3.7 KiB
3.7 KiB
Bug Fix Summary - ONNX Input Shape Error
The Exact Issue
Error Message:
onnxruntime.capi.onnxruntime_pybind11_state.InvalidArgument: [ONNXRuntimeError] : 2 : INVALID_ARGUMENT :
Got invalid dimensions for input: images for the following indices
index: 1 Got: 480 Expected: 3
index: 3 Got: 3 Expected: 640
Root Cause
Problem: The YOLO ONNX model expects input in format (batch, channels, height, width) = (1, 3, 640, 640), but the code was passing (1, 480, 640, 3).
What was happening:
- Frame was resized to
(640, 480)→ OpenCV shape:(480, 640, 3)(height, width, channels) - Code did
frame[None]→ Shape became(1, 480, 640, 3)(batch, height, width, channels) - ONNX model expected
(1, 3, 640, 640)(batch, channels, height, width)
The mismatch:
- Position 1 (channels): Got 480, Expected 3
- Position 3 (width): Got 3, Expected 640
Why This Happened
- Wrong resize dimensions: YOLO needs square input (640x640), not rectangular (640x480)
- Wrong format: OpenCV uses HWC (Height, Width, Channels), but ONNX expects CHW (Channels, Height, Width)
- Missing transpose: Need to convert from HWC to CHW format
The Fix
1. Fixed Input Preprocessing
Before:
def detect_objects(self, frame):
input_name = self.yolo_session.get_inputs()[0].name
inputs = {input_name: frame[None].astype(np.float32) / 255.0}
After:
def detect_objects(self, frame):
# Resize to square for YOLO (640x640)
yolo_input = cv2.resize(frame, (640, 640))
# Convert HWC to CHW: (640, 640, 3) -> (3, 640, 640)
yolo_input = yolo_input.transpose(2, 0, 1)
# Add batch dimension and normalize: (3, 640, 640) -> (1, 3, 640, 640)
yolo_input = yolo_input[None].astype(np.float32) / 255.0
input_name = self.yolo_session.get_inputs()[0].name
inputs = {input_name: yolo_input}
2. Fixed Output Parsing
Before:
# Incorrect - assumes (1, 8400, 84) format
bboxes = outputs[0][0, :, :4] # Wrong!
confs = outputs[0][0, :, 4] # Wrong!
classes = np.argmax(outputs[0][0, :, 5:], axis=1) # Wrong!
After:
# Correct - YOLOv8 ONNX output: (1, 84, 8400) = (batch, features, detections)

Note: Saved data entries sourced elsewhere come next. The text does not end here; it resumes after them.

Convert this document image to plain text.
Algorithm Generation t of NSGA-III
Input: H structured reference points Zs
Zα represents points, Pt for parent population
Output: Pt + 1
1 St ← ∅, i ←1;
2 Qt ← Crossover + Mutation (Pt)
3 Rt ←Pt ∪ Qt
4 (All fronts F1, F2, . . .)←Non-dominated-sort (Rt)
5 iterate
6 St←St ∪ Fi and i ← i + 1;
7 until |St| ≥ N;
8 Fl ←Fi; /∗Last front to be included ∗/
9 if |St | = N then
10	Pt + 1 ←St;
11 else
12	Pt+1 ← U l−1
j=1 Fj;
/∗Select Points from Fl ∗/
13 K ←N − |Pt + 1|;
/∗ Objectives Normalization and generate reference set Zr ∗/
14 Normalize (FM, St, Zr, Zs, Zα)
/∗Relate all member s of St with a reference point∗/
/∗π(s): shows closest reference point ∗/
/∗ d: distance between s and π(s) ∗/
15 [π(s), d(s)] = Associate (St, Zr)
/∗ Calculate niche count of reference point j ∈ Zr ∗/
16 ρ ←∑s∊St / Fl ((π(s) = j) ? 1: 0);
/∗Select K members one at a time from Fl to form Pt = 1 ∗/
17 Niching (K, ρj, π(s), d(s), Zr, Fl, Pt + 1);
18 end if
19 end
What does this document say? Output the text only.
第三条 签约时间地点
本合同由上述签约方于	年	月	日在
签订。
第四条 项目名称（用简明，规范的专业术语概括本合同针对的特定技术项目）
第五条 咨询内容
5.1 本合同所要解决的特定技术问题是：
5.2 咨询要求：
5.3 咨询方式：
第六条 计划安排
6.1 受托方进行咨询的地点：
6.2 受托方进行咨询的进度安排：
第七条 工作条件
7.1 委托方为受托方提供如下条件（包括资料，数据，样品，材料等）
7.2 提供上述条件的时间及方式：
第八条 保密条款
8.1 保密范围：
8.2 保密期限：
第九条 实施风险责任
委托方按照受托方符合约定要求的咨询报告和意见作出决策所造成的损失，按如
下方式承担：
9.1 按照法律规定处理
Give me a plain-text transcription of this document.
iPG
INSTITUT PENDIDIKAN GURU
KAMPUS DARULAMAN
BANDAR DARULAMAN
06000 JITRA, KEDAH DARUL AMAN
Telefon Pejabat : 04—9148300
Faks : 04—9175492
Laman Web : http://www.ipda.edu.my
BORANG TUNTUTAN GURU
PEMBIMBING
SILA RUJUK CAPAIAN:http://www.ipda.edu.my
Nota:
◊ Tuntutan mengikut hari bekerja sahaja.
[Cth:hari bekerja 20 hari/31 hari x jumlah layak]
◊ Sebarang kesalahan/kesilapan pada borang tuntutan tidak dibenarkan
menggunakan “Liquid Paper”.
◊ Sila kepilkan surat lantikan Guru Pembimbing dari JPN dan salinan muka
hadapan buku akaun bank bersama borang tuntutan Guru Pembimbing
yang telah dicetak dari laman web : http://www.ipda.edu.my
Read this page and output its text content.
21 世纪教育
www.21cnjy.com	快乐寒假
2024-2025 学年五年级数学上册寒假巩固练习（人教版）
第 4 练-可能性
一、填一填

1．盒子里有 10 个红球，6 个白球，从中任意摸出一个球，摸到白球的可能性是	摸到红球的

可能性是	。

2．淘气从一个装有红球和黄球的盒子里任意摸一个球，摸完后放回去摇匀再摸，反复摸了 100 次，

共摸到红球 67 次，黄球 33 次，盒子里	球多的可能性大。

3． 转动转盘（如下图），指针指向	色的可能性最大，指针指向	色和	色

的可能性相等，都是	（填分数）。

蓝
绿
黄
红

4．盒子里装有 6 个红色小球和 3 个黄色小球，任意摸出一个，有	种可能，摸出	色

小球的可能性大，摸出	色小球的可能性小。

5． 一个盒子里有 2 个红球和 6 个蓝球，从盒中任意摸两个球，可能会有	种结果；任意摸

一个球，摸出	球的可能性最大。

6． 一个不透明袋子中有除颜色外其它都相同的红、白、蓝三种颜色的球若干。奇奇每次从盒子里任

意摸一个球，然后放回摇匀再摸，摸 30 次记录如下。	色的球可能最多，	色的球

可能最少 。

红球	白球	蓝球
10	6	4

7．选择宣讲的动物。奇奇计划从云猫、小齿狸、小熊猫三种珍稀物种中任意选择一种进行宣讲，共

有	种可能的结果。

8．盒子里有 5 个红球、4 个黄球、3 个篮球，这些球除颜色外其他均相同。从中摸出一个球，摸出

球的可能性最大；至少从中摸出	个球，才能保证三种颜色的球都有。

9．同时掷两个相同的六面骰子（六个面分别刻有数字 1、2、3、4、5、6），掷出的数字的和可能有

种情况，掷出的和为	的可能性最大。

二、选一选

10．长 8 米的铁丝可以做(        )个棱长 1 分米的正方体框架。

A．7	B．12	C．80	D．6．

output = outputs[0] # Shape: (1, 84, 8400)
# Extract bboxes: first 4 features -> (4, 8400) -> transpose to (8400, 4)
bboxes = output[0, :4, :].transpose() # (8400, 4) in xyxy format
# Extract class scores: features 4:84 -> (80, 8400)
class_scores = output[0, 4:, :] # (80, 8400)
# Get class indices and confidences
classes = np.argmax(class_scores, axis=0) # (8400,) class indices
confs = np.max(class_scores, axis=0) # (8400,) confidence scores
YOLOv8 ONNX Output Format
YOLOv8 ONNX exports produce output with shape: (1, 84, 8400)
- 1: Batch size
- 84: Features per detection (4 bbox coords + 80 COCO classes)
- 8400: Number of anchor points/detections
Structure:
output[0, 0:4, :]= Bounding box coordinates (x, y, x, y) in xyxy formatoutput[0, 4:84, :]= Class scores for 80 COCO classes
Testing
After the fix, the application should:
- ✅ Load models without errors
- ✅ Process frames without ONNX shape errors
- ✅ Detect objects correctly
- ⚠️ Note: Bounding boxes are in 640x640 coordinate space - may need scaling for display
Next Steps
- Test the fix: Run
streamlit run track_drive.pyand verify no ONNX errors - Bbox scaling: If displaying on original frame size, scale bboxes from 640x640 to original frame dimensions
- Performance: Monitor FPS and CPU usage
Related Issues Fixed
- ✅ ONNX input shape mismatch
- ✅ YOLO output parsing corrected
- ✅ Frame preprocessing for YOLO standardized